Mahōgakkō is something else entirely though, a relentless clash of breakbeats, blast beats, and glitches glued together, miraculously, by blissful melodies. It’s a deeply complex, richly textured record, and even Hasegawa’s attempts to downplay the precision involved are baffling — they say they use an “Explanatory Ratio” to “guide” their work. “This is not a sophisticated musical theory at all,” they say, “but simply a subjective scale that looks at the balance of sounds that are explainable to me and sounds that are not explainable to me, and whether or not they are distributed in the ratio that I set for each piece. This is the only thing I am intentional about in my work.” Trying to decipher that while listening back to Mahōgakkō gave me a headache.
What’s magic about Hasegawa’s work, though, is that these tracks aren’t math problems to be solved, riddles crafted by the artist to confuse or confound the listener. The hyperactive energies that animate the record read instead as democratic; to paraphrase SOPHIE, this is music that resists elitism and academia. The opening song, “Departed,” speeds along above a pummeling beat, the sound of a dozen indecipherable instruments clashing together in perfect staccato, but Hasegawa’s voice careens into hummable hooks. “KYŌFUNOHOSHI” has that same frantic feel, but its high-up horns could have been ripped from a gospel-rap record a decade ago. Even the wildest, fastest, least predictable tracks on Mahōgakkō seem designed to induce euphoria, not anxiety.

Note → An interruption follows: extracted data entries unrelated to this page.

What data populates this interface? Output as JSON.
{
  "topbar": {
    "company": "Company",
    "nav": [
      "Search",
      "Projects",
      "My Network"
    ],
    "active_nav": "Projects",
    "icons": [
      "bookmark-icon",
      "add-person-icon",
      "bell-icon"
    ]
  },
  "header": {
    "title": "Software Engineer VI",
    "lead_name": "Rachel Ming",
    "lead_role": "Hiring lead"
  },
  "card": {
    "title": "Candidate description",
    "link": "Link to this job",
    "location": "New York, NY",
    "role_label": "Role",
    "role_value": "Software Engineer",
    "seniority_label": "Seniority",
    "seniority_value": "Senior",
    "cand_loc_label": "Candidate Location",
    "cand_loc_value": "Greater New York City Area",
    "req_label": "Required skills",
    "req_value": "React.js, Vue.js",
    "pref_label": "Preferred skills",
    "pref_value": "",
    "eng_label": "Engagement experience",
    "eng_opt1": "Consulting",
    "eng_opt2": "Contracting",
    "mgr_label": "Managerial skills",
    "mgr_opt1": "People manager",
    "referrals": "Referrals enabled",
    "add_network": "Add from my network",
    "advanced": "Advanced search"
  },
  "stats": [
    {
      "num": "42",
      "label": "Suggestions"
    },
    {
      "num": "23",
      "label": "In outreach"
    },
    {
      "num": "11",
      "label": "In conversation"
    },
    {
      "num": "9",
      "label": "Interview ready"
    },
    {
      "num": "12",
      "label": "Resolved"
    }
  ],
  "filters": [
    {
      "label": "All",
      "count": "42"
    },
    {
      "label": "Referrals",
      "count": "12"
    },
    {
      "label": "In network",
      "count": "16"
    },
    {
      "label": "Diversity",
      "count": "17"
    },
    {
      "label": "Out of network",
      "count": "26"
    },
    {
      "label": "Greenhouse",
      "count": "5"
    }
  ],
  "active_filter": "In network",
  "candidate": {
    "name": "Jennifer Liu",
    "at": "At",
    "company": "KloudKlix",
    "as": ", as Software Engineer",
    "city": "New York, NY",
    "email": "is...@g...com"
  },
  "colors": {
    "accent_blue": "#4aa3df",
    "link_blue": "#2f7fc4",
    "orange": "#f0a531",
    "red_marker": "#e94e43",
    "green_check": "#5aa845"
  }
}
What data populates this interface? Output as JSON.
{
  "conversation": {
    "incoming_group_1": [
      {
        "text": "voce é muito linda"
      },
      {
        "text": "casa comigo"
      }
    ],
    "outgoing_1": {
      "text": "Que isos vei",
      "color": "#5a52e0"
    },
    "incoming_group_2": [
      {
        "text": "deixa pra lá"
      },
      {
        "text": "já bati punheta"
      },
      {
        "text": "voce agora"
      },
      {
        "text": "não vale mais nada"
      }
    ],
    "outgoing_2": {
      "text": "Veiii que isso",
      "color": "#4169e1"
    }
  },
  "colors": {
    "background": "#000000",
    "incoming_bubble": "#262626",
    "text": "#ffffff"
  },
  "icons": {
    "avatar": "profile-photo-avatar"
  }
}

That sense of bliss is magnified on the often startlingly pretty softer tracks, when the beats fizzle out and Hasegawa’s voice floats into looping pseudo-strings. “Repeal (Tekkai)” is an audible daydream, “Forbidden Thing (Kimmotsu)” is a stunning ballad, all the more heartstopping for its sparseness sandwiched between two truly odd little skits. The record ends with Hasegawa’s bizarre interpretation of a bombastic power ballad, helmed by a piano but punctuated by shouts and enormous bells in place of a snare, compression and Auto-Tune rendering everything ghostly and thrilling. Best of all is “Boy’s Texture,” a mix of acoustic guitar loops, Hasegawa’s oddball ad-libs twisted beyond recognition (“Taste me! Taste me! Taste me!”), and falsetto vocals that make no more sense in translation than they do in Japanese.
Maybe there are reference points for all of this — some of the ambient moments reminded me of Sam Ray’s work as Ricky Eat Acid and heroin party, while the fringe ideas might not sound completely out of place in a scene that produced Bis Kaidan — but that’s not the point. Beneath the chaos and carnage, Hakushi Hasegawa sounds limitless.